Dopo un intervento su youtube Paolo Pileri torna a ragionare su “Ultime notizie dalla terra”, con una recensione scritta per “Casa della cultura”. Paolo insegna urbanistica al Politecnico di Milano, è la figura di riferimento in Italia per le ricerche sul consumo di suolo, con un lavoro di studio e divulgazione instancabile. Il pezzo che ha scritto è molto bello, mi ha spiazzato e commosso, perché Paolo si è letteralmente immerso nel libro, facendone venire fuori cose ignote pure a me.

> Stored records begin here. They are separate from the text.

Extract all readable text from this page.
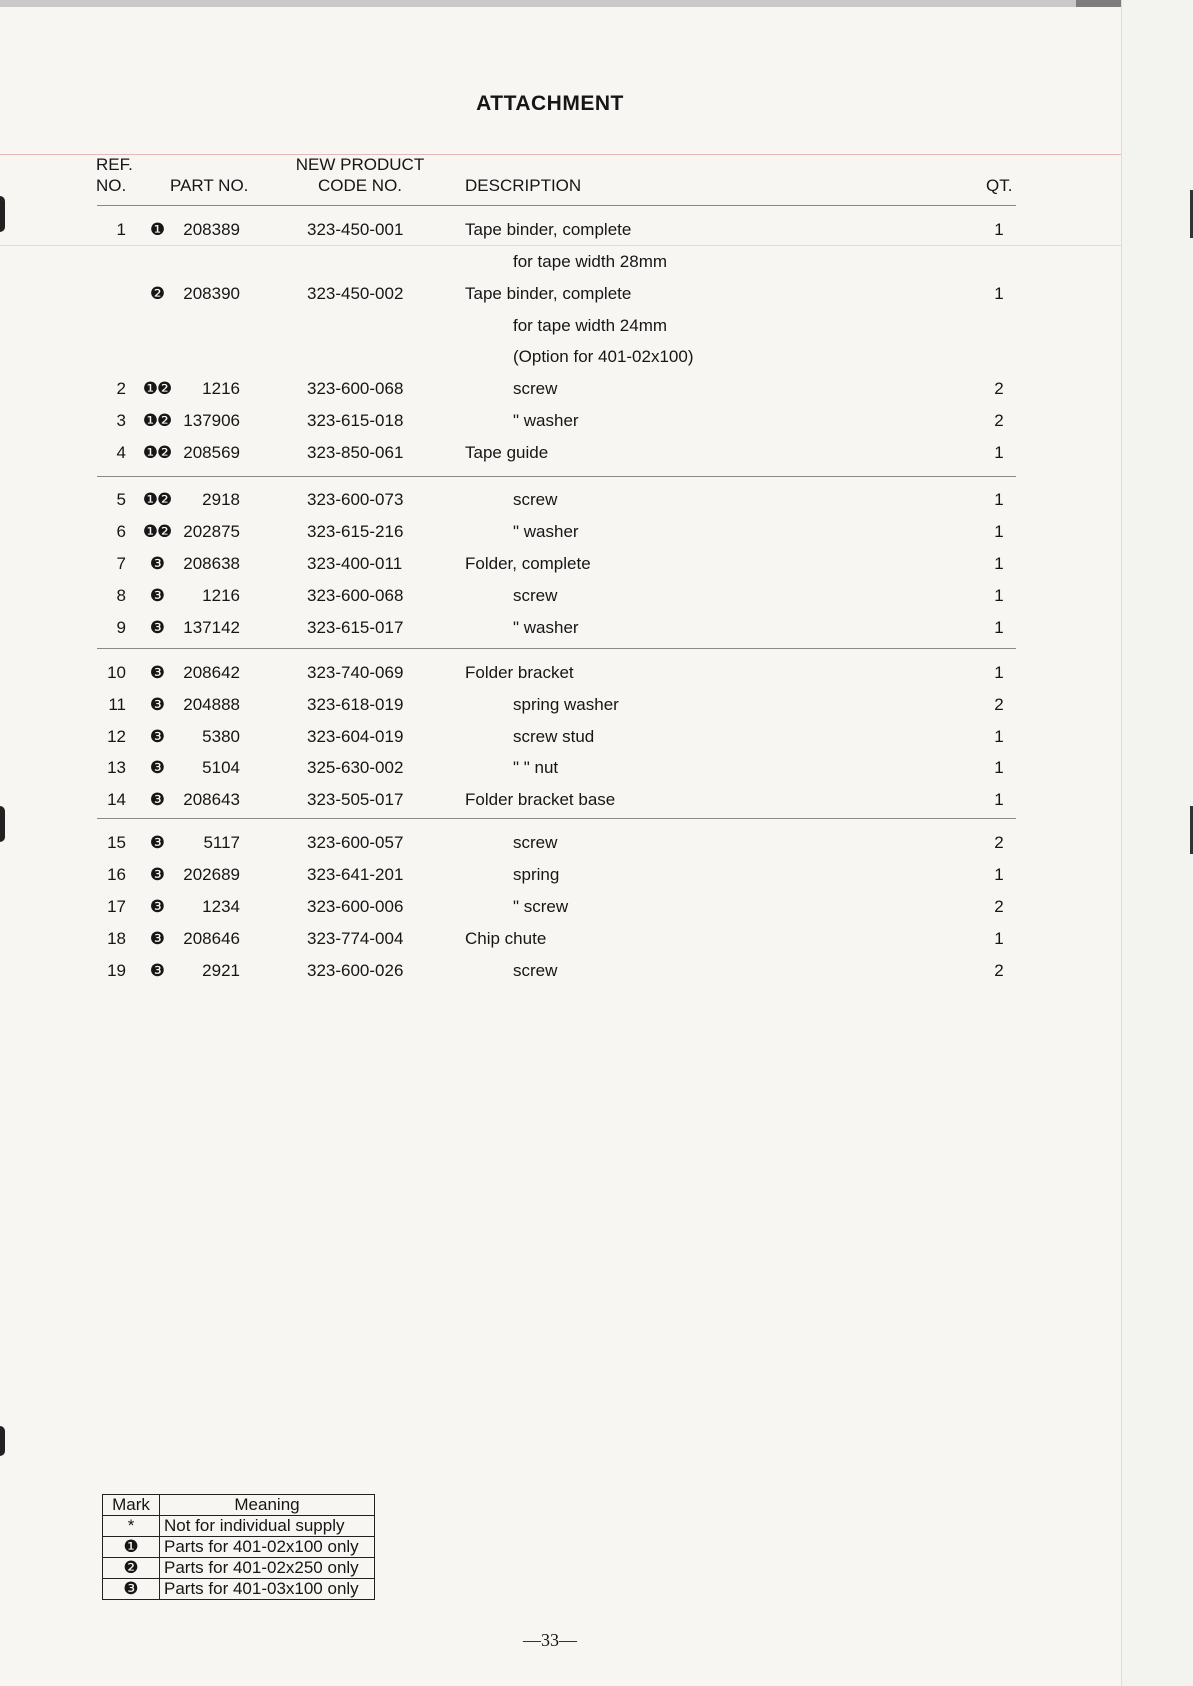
ATTACHMENT
REF.
NO.	PART NO.
NEW PRODUCT
CODE NO.	DESCRIPTION	QT.
1	❶	208389	323-450-001	Tape binder, complete	1
for tape width 28mm
❷	208390	323-450-002	Tape binder, complete	1
for tape width 24mm
(Option for 401-02x100)
2 ❶❷	1216	323-600-068	screw	2
3 ❶❷ 137906	323-615-018	" washer	2
4 ❶❷ 208569	323-850-061	Tape guide	1
5 ❶❷	2918	323-600-073	screw	1
6 ❶❷ 202875	323-615-216	" washer	1
7	❸	208638	323-400-011	Folder, complete	1
8	❸	1216	323-600-068	screw	1
9	❸	137142	323-615-017	" washer	1
10	❸	208642	323-740-069	Folder bracket	1
11	❸	204888	323-618-019	spring washer	2
12	❸	5380	323-604-019	screw stud	1
13	❸	5104	325-630-002	" " nut	1
14	❸	208643	323-505-017	Folder bracket base	1
15	❸	5117	323-600-057	screw	2
16	❸	202689	323-641-201	spring	1
17	❸	1234	323-600-006	" screw	2
18	❸	208646	323-774-004	Chip chute	1
19	❸	2921	323-600-026	screw	2
Mark	Meaning
*	Not for individual supply
❶	Parts for 401-02x100 only
❷	Parts for 401-02x250 only
❸	Parts for 401-03x100 only
—33—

Impossibile non innamorarsene. Di cosa? Della Campania o, meglio, degli spazi aperti campani, agricoli e naturali, periurbani o montani, che Antonio di Gennaro racconta nel suo libro dal titolo meraviglioso: Ultime notizie dalla terra (Ediesse, 2018, pref. di Ottavio Ragone). Ma è il sottotitolo a darci la misura dell’impegno e della sfida che ci lancia: La Terra dei fuochi: questioni per il paese intero, dove la parola terra è scritta con la “T” maiuscola e la parola paese con la “p” minuscola. Già perché Antonio è indignato. E come tutti gli indignati che si rispettino, è arrabbiatissimo con quanti hanno ceduto alla tentazione della maledetta equazione terra dei fuochi tutta la CampaniaNelle sue pagine c’è un insieme di storie che si fondono assieme in un’unica storia di territorio e di genti orgogliose della terra su cui hanno i loro piedi.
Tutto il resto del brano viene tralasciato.